Mia Farrow at UN Headquarters
UN photo/Mark Garten
She described the people in those countries as "utterly neglected", stating that she had seen "burnt village after burnt village after burnt village" during her trip, which started in Bangui, the capital and largest city of Central African Republic.

"The population was extremely traumatized and largely lived in the bush", Ms. Farrow said, and the humanitarian crisis relief was "noticeably absent". She added: "It's been called the forgotten crisis, but that doesn't imply it was once remembered. I don't know that it has been in the consciousness of the international community." She recalled how after her vehicle stopped, some 300 people came out of the bush "like spectres just caked in dust, emaciated", and hesitantly came forward with hope of getting aid. Through talking to them, she found out that they were "too terrified to return to rebuild their villages and were going to stay in the bush until they felt secure". On hearing a non-UN vehicle approached, they all ran back. "You could hear the pounding of the feet on the hard clay ground as 300 people vanished into the bush in sheer terror."

Comparing it to her trip in November 2006 to east Chad as UNICEF Ambassador, Ms. Farrow described it as "ominously quiet". She saw 60 villages burned in one week, with a "tremendous displaced and wounded population". She noticed that people had been moved to makeshift camps with insufficient water and food supplies. And with the impending rainy season, "aid workers are really struggling to meet the needs of this very fragile and increasingly abandoned population". These people are desperately in need of humanitarian assistance, she said, adding that UN organizations should be more present in the affected areas.
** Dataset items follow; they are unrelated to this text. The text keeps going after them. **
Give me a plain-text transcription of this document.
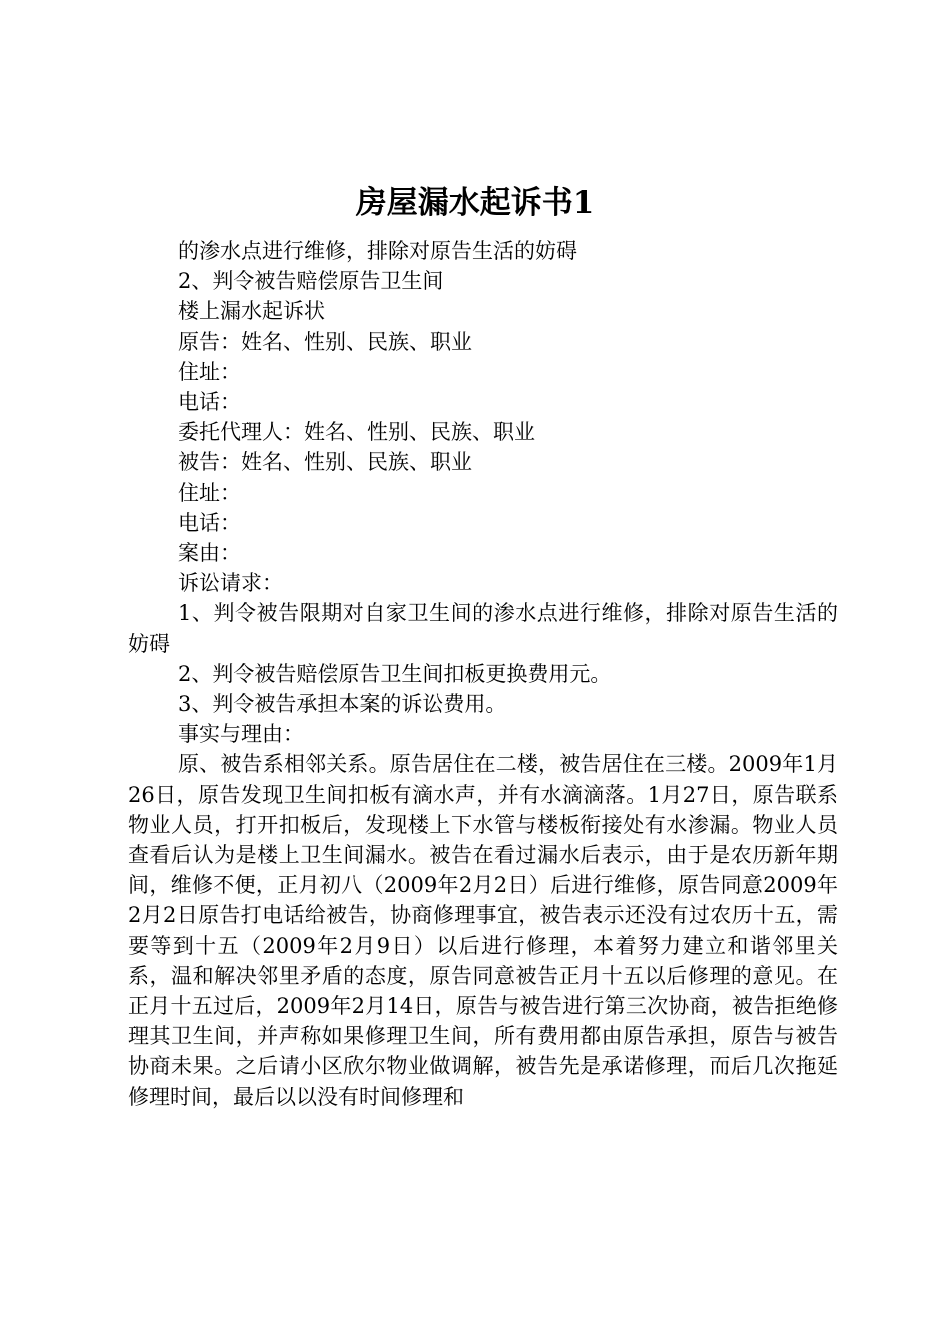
房屋漏水起诉书1

的渗水点进行维修，排除对原告生活的妨碍

2、判令被告赔偿原告卫生间

楼上漏水起诉状

原告：姓名、性别、民族、职业

住址：

电话：

委托代理人：姓名、性别、民族、职业

被告：姓名、性别、民族、职业

住址：

电话：

案由：

诉讼请求：

1、判令被告限期对自家卫生间的渗水点进行维修，排除对原告生活的妨碍

2、判令被告赔偿原告卫生间扣板更换费用元。

3、判令被告承担本案的诉讼费用。

事实与理由：

原、被告系相邻关系。原告居住在二楼，被告居住在三楼。2009年1月26日，原告发现卫生间扣板有滴水声，并有水滴滴落。1月27日，原告联系物业人员，打开扣板后，发现楼上下水管与楼板衔接处有水渗漏。物业人员查看后认为是楼上卫生间漏水。被告在看过漏水后表示，由于是农历新年期间，维修不便，正月初八（2009年2月2日）后进行维修，原告同意2009年2月2日原告打电话给被告，协商修理事宜，被告表示还没有过农历十五，需要等到十五（2009年2月9日）以后进行修理，本着努力建立和谐邻里关系，温和解决邻里矛盾的态度，原告同意被告正月十五以后修理的意见。在正月十五过后，2009年2月14日，原告与被告进行第三次协商，被告拒绝修理其卫生间，并声称如果修理卫生间，所有费用都由原告承担，原告与被告协商未果。之后请小区欣尔物业做调解，被告先是承诺修理，而后几次拖延修理时间，最后以以没有时间修理和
"It is an insecure situation and it is very hard to blame aid agencies when we are asking them to do the thing that the entire international community has turned away from", Ms. Farrow said, adding that the UN agencies, including UNICEF, are resolved to do more. "I cannot underline how dangerous, how volatile and difficult the situation is for the aid workers and the population who live there." Ms. Farrow also called on the United Nations to send in an international peacekeeping force to Sudan's border with Central African Republic and eastern Chad. "I urge you with all my heart to do what you can to help these people, who, even in their lowest moment and though they did not know me, thought to inquire about my well-being", Ms. Farrow wrote in her online blog upon returning from her trip.

In his latest report to the Security Council, UN Secretary-General Ban Ki-moon said that "eastern Chad is facing a multifaceted security and humanitarian crisis, which includes ongoing clashes between government forces and Sudan-based Chadian rebels, cross-border attacks on civilians by Sudan-based militia, the presence of Sudanese rebels on Chadian territory, ethnic violence, internal displacement, inter-communal tensions and banditry". He has proposed that the Council send an 11,000-strong UN peacekeeping mission to eastern Chad to protect civilians and deter cross-border attacks.